Gold consolidates the 1.2% surge from overnight

  • Gold prices consolidate the rally from overnight, trading at $1425 currently, below the $1,430 high. 
  • Technically, a symmetrical triangle is taking shape, with price progressing towards a breakout one way or the other.

Gold prices ended sharply higher on in New York while the U.S. dollar ended lower by 0.2% at 97.209 while the 10-year Treasury note fell which contributed to the precious metals surge to a six-year high. US 2-year treasury yields fell from 1.86% to 1.83%, while 10-year yields fell from 2.11% to 2.05%. 

Investors continue to price in a Federal Reserve cut for this month while the Federal Reserve’s Beige Book said that the US economy had grown at just a “modest” pace as indicated in the last survey. Markets increased their pricing to 33bp of easing at the 31 July meeting vs yesterday’s 31bp. Most of the leg work was done in European trade and August gold trading on Comex added $12.10, or 0.9%, to settle at $1,423.30 an ounce, after losing 0.2% lower Tuesday.  Trade uncertainty continues to weigh and earnings reports sent mixed signals on the state of the US economy. US housing data also arrived soft for June with housing starts falling 0.9% m/m (mkt: -0.7%, last: -0.4%) and building permits down 6.1% m/m (mkt: +0.1%, last: +0.7%).

Gold levels

Technically, a symmetrical triangle is taking shape, but it is still early days and indicats a break out is in the making. A break of the resistance opens the 1440 objective.

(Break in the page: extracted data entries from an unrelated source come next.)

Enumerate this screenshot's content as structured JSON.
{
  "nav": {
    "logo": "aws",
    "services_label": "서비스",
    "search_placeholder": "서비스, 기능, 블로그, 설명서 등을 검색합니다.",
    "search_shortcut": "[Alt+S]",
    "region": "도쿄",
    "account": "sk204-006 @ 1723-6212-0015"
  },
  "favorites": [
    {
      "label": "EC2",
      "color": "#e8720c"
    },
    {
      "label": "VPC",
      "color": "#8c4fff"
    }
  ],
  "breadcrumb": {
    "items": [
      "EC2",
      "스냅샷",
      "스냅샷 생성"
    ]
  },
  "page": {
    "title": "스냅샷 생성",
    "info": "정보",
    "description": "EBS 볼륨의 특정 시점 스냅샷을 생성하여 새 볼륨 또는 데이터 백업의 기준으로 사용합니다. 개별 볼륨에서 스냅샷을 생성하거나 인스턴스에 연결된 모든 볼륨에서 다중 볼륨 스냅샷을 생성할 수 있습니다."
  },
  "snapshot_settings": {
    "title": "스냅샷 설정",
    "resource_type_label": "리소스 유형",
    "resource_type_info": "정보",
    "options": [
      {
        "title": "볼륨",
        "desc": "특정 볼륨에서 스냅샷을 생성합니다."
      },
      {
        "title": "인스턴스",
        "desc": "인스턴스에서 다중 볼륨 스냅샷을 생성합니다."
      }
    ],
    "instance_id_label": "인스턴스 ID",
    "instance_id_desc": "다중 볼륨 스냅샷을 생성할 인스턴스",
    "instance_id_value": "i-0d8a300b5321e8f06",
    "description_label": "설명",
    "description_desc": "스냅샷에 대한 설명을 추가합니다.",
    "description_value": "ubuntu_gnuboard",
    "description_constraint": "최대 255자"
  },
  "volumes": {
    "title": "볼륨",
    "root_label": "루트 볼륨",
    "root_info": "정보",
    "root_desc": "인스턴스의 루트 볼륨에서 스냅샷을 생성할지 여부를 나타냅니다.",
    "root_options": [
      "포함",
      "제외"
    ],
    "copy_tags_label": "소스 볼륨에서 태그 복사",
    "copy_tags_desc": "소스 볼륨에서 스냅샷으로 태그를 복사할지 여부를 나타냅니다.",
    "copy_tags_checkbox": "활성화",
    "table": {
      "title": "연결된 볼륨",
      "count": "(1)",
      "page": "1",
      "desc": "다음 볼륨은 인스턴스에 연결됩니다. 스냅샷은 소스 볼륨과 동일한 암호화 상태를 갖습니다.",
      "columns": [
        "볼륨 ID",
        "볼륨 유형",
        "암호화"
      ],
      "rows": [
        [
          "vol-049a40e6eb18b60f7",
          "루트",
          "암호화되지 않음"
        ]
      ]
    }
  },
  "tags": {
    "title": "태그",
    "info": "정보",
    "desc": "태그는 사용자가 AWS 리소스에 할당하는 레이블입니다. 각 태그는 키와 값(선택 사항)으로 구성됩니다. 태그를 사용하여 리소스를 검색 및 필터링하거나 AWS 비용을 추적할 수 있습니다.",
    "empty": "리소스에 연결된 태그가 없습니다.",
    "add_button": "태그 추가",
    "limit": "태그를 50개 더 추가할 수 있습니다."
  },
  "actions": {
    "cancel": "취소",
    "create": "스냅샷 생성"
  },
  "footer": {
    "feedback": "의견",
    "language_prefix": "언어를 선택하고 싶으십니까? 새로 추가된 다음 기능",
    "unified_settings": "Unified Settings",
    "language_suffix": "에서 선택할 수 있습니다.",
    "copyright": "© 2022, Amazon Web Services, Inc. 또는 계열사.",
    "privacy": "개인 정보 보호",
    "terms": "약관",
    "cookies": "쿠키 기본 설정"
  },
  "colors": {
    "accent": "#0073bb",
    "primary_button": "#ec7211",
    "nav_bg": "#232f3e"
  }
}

On the flip side, below 1420. bears will look for a run below the 1400 psychological level. The 23.6% Fibo of the latest swing lows and highs are located at 1398. Below here, we are looking down the barrel at $1,373/76 zone which meets the 19th June spike correction lows and the 38.2% Fibo of the same swing ranges. On the flipside, 1427, 1439 come in as key targets.